Objective: Human adipose tissue expresses and releases the proinflammatory cytokine interleukin-6, potentially inducing low-grade systemic inflammation in persons with excess body fat. To limit potential confounding by inflammation-related diseases and subclinical cardiovascular disease, we tested the hypothesis that overweight is associated with low-grade systemic inflammation in children.
Design and setting: The third National Health and Nutrition Examination Survey, 1988-1994, a representative sample of the US population.
Participants: A total of 3512 children 8 to 16 years of age.
Outcome measures: Elevated serum C-reactive protein concentration (CRP; >/=.22 mg/dL) and white blood cell count (10(9) cells/L).

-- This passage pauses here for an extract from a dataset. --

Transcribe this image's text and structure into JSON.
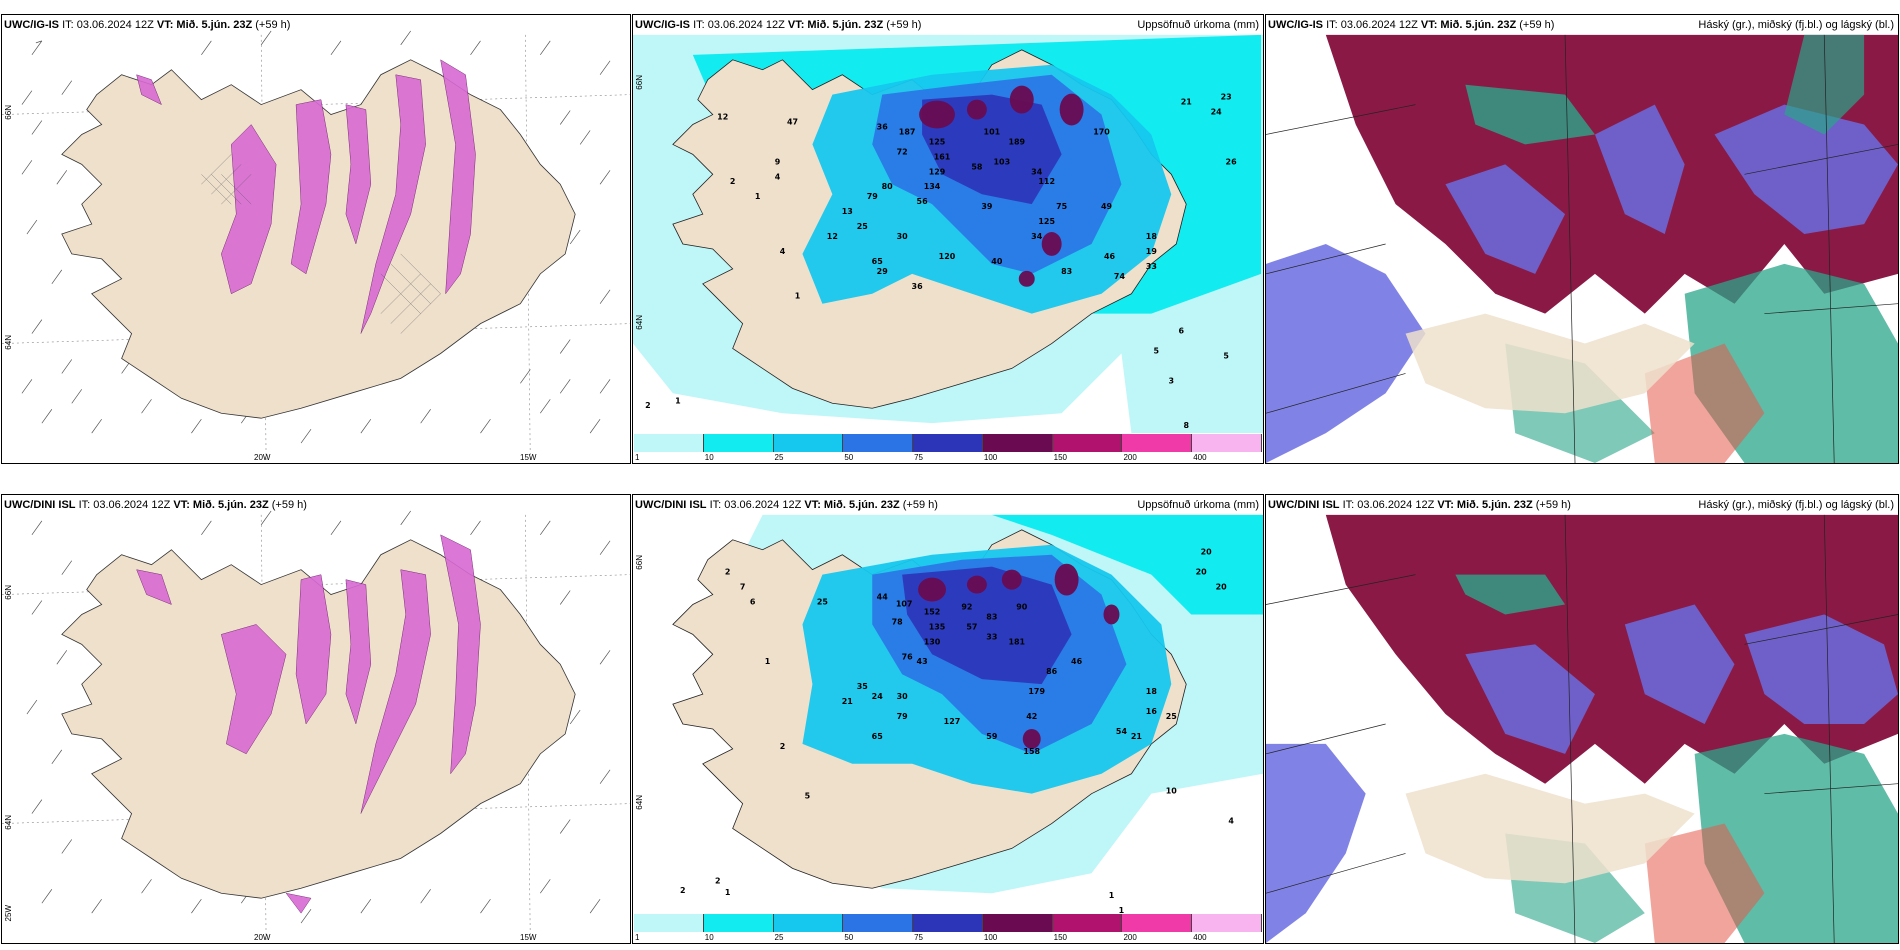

Results: Elevated CRP was present in 7.1% of the boys and 6.1% of the girls. Overweight children (defined as having a body mass index or a sum of 3 skinfolds (triceps, subscapula, and supra-iliac) above the gender-specific 85th percentile) were more likely to have elevated CRP than were their normal-weight counterparts. After adjustment for potential confounders, including smoking and health status, the odds ratio (OR) was 3.74 (95% confidence interval [CI]: 1.66-8.43) for overweight boys and the OR was 3.17 (95% CI: 1.60-6.28) for overweight girls, based on the body mass index. Based on the sum of 3 skinfolds, these ORs were 5.11 (95% CI: 2.36-11.06) and 2.89 (95% CI: 1.49-5.59) for boys and girls, respectively. Overweight was also associated with statistically significant higher white blood cell counts. The results were similar when restricted to healthy, nonsmoking, nonestrogen-using children.
Conclusions: In children 8 to 16 years of age, overweight is associated with higher CRP concentrations and higher white blood cell counts. These findings suggest a state of low-grade systemic inflammation in overweight children. inflammation, obesity, children.